Mom Without A Mom: Getting Through The Holidays Without Her

Christmas Angel

The first Christmas without my mother, we took off for the Caribbean. My father, brother, and I shared a room at a Marriott hotel on a wide, windy beach. We took turns sleeping on the cot.

It was messy. We drank too much. We fought, sometimes about where to eat dinner, sometimes about her. It was fun. We walked and read books and gave gifts, maintained our family traditions as best we could in the confines of a giant, hollow hotel. It was hard. So hard I felt as though we’d never get through it.

We drank too much.

We’d spent her last Thanksgiving alive cramped around a tiny coffee table at Mass General, shoveling hospital turkey into our mouths. She was there for the entire week, after landing in the ICU with septic shock. She probably should have died then, but she didn’t. She came home with tubes planted in her stomach, draining bile into two bags we clipped to the inside of her shirt with safety pins. She had to give herself shots, and administer medicine through an IV in her arm. We’d sit on the couch together, tapping the tubes to get the air bubbles out.

Have you ever been to the ICU? It’s not a trip anyone should have to take. There are always pockets of happiness on most hospital floors. Maybe you pass a new mom in the elevator, heading home with her baby. A family relieved that an emergency scare ended up being nothing. But on the ICU floor everyone is in misery. Death echoes in every sound – the beeps of medical machinery, the nurses being paged over the speakers.

It was a shitty Thanksgiving.

I think by Christmas, I knew she was going to die. On Christmas Eve I pulled my car in behind my old high school and cried. We were together, but everything stung. Everything tasted bitter. She was almost gone, but not quite. I was selfish and ravenous for her, I took what I could get. I’d take my shell of a mother over no mother at all.

Everything about my mother was soft, and the holidays with her was no different. She didn’t clog the house with tacky trinkets, or overdo the Christmas cheer. With her, the house just felt warmer. She’d turn Christmas music on in the living room, and the white light of the trees somehow lit up the whole house. The sound of her cooking in the kitchen, prepping, was like a lullaby.

She would hide presents in presents, sticking gift cards and lottery tickets in books. She loved “Silent Night.” She cooked Christmas Eve dinner every year, and it was always chicken, and these delicious, cheesy potatoes. She made something called a “chocolate log.” I never liked it all that much, but she was so proud of it.

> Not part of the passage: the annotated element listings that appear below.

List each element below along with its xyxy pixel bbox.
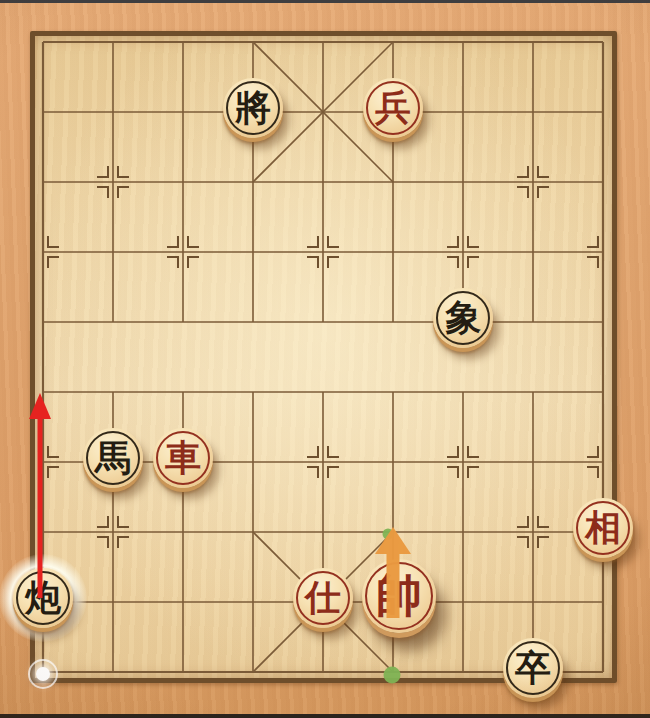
piece-glyph: 將 — [235, 89, 271, 125]
piece-red-general[interactable]: 帥 — [362, 559, 436, 633]
piece-red-soldier[interactable]: 兵 — [363, 78, 423, 138]
piece-black-soldier[interactable]: 卒 — [503, 638, 563, 698]
piece-black-cannon[interactable]: 炮 — [13, 568, 73, 628]
piece-red-chariot[interactable]: 車 — [153, 428, 213, 488]
piece-black-general[interactable]: 將 — [223, 78, 283, 138]
piece-glyph: 車 — [165, 439, 201, 475]
bottom-screen-strip — [0, 714, 650, 718]
piece-glyph: 帥 — [376, 572, 422, 618]
piece-glyph: 炮 — [25, 579, 61, 615]
piece-red-elephant[interactable]: 相 — [573, 498, 633, 558]
piece-black-horse[interactable]: 馬 — [83, 428, 143, 488]
piece-red-advisor[interactable]: 仕 — [293, 568, 353, 628]
piece-glyph: 仕 — [305, 579, 341, 615]
top-screen-strip — [0, 0, 650, 3]
piece-glyph: 卒 — [515, 649, 551, 685]
piece-glyph: 馬 — [95, 439, 131, 475]
piece-glyph: 兵 — [375, 89, 411, 125]
move-origin-dot-marker — [36, 667, 50, 681]
piece-glyph: 相 — [585, 509, 621, 545]
piece-black-elephant[interactable]: 象 — [433, 288, 493, 348]
piece-glyph: 象 — [445, 299, 481, 335]
xiangqi-game-screen: 將兵象馬車相炮仕帥卒 — [0, 0, 650, 718]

And then suddenly there we were, in the Caribbean, without her. The next year we went back again. My brother and I brought our significant others. We played cards, laughed, went on boats. We drank too much. It was fun and light and I thought I could spend every Christmas to come on the island of St. Kitts.

We never did Christmas in my parents house again. We found new ways to celebrate, kept the traditions we loved and let go of the things that only she could do. But it’s been long enough now, that I’m starting to feel brave. Maybe I can resurrect some of the things she did that made Christmas unique. I will try to make her apple cake for breakfast this year. I will stuff my kids’ stockings with surprises.

I don’t know if the holidays ever get easier without the ones we lose. It just gets…different. Time doesn’t heal, it nudges you forward. The only way to get through the holidays without a loved one is to get through them. But how you do it is up to you, and only you. Still, find joy in the spaces between the grief. There is still lightness there.

And when it gets hard, you can always drink too much. It’s worked for me.